For what it's worth, Price's office dismissed such speculation Monday afternoon. But even if Price doesn't mount a challenge against Boehner, the threat is in the back of Boehner's mind as he contemplates a deal with President Obama. Given Obama's edge during the negotiations—the expiring tax breaks, his recent re-election, and public-opinion polls all grant Obama the upper hand—it's unlikely that Boehner can muster a deal that will appease the Tom Prices of his caucus. In order to reach a compromise with the president, Boehner would need to convince his Republicans to disavow their anti-tax zealotry. That will be an impossible task if his position as speaker is threatened from the right before he even floats a proposal.

So They Say

"I mean, that is a mop of real hair. He has hair like a 15-year-old … and so, I have to acknowledge I am a little envious of his hair."

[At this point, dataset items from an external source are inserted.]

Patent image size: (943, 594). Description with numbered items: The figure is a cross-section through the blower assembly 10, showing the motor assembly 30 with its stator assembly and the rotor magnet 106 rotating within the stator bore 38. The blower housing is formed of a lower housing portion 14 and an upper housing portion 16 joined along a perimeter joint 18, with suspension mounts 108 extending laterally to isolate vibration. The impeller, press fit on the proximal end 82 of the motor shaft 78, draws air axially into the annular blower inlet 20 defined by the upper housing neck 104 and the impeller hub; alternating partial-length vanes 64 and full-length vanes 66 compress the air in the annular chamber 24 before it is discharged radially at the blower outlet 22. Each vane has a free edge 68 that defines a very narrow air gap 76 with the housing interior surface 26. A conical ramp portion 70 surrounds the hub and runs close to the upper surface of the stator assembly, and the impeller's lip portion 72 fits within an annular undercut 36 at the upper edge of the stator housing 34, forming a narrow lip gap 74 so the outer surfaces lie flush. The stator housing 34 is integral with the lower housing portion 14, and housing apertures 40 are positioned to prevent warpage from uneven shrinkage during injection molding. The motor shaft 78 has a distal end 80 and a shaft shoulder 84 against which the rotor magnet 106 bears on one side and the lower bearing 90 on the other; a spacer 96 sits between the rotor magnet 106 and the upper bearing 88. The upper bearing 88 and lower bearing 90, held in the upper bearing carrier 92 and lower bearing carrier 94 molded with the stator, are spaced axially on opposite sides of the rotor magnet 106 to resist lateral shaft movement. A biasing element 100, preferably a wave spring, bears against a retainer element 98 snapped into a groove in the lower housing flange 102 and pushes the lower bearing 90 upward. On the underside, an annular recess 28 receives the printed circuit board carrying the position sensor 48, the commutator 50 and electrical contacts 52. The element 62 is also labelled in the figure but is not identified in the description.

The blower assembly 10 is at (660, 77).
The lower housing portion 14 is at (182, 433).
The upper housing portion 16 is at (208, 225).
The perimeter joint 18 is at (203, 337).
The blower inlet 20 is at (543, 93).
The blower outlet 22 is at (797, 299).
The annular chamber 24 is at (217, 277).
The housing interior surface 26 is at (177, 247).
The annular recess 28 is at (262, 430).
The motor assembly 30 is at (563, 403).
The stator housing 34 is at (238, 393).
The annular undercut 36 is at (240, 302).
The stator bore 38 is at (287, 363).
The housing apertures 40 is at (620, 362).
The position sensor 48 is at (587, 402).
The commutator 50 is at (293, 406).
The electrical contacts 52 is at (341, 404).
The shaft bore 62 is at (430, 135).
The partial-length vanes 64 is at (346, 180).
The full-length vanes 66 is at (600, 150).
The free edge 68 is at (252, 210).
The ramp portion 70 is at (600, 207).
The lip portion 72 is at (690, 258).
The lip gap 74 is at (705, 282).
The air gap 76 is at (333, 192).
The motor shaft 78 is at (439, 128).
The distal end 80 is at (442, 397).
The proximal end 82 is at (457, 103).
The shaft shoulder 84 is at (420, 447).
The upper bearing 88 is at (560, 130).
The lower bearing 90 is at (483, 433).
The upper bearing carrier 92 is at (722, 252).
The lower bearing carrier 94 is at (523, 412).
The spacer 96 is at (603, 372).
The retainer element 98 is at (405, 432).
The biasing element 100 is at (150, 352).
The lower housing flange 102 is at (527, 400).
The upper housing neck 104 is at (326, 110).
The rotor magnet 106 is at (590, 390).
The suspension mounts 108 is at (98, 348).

—Senate Majority Leader Harry Reid, in a farewell speech to lame-duck Nebraska Senator Ben Nelson

Daily Meme: OBL is Dead, Film Controversy is Alive

  • Zero Dark Thirty, Kathryn Bigelow's Osama bin Laden movie, is racking up awards and stirring up a controversy about its politics. How do you treat an excellent piece of cinema that glamorizes torture?
  • As David Edelstein puts it, "As a moral statement, Zero Dark Thirty is borderline fascistic. As a piece of cinema, it’s phenomenally gripping—an unholy masterwork."
  • Jason Clarke, one of the film's stars, said of the film, “It’s taken time for people to see it and get comfortable talking about it, because it has a taboo-ness. When I first watched it, I came out of it really stunned.”
  • Clarke, who underwent waterboarding in preparation of the film, may be underplaying the "taboo-ness" part.
  • It started back in August 2011 when Representative Peter King accused the White House of sharing classified information with the filmmakers.
  • But now that the film has been screened, torture has become the axis upon which the taboo-ness spins. The New York Times's Frank Bruni writes, "I’m betting that Dick Cheney will love the new movie Zero Dark Thirty .... not only does Zero Dark Thirty decline to toe a conventionally liberal line, but it is being embraced by many cultural arbiters who are probably at some level horrified by the conclusions it seems to reach."
  • The weird thing? As Salon's Glenn Greenwald notes, torture wasn't crucial to finding bin Laden, as the film insinuates.
  • The filmmakers' response? Screenwriter Mark Boal: "It’s a movie, not a documentary. We’re trying to make the point that waterboarding and other harsh tactics were part of the C.I.A. program.” Bigelow adds, "the film doesn’t have an agenda, and it doesn’t judge. I wanted a boots-on-the-ground experience.”
  • Mother Jones's Adam Serwer's final take? "The critical acclaim Zero Dark Thirty is already receiving suggests that it may do what Karl Rove could not have done with all the money in the world: embed in the popular imagination the efficacy, even the necessity, of torture."

What We're Writing

  • Rich Yeselson writes that if a right-to-work bill passes in Michigan, the heart of the auto industry, it can pass anywhere.
  • Sarah Libby reports on the microsites that teamed up to offer disaster relief after Hurricane Sandy.

 

What We're Reading

  • Howard Kurtz dares to say what no one else will: The fiscal cliff is super boring. 
  • From October 18 to November 6, Allen West was raising $3,908 an hour, 24/7.
  • South Carolina is gunning for Stephen Colbert to run for Jim DeMint's Senate seat.
  • Dexter Filkins looks back at David Petreaeus's suddenly abbreviated career.
  • Jon Cohn on why raising the Medicare age is a bad idea.
  • OFA is coming back to life to help out in the fiscal cliff fight.

 

Poll of the Day

Conservatives might treat "amnesty" like a verboten concept, but most Americans aren't opposed to a policy that grants full rights to undocumented immigrants. According to a new Politico/George Washington University poll, 62 percent of voters support immigration reform that includes a path to citizenship, with just 35 percent opposed.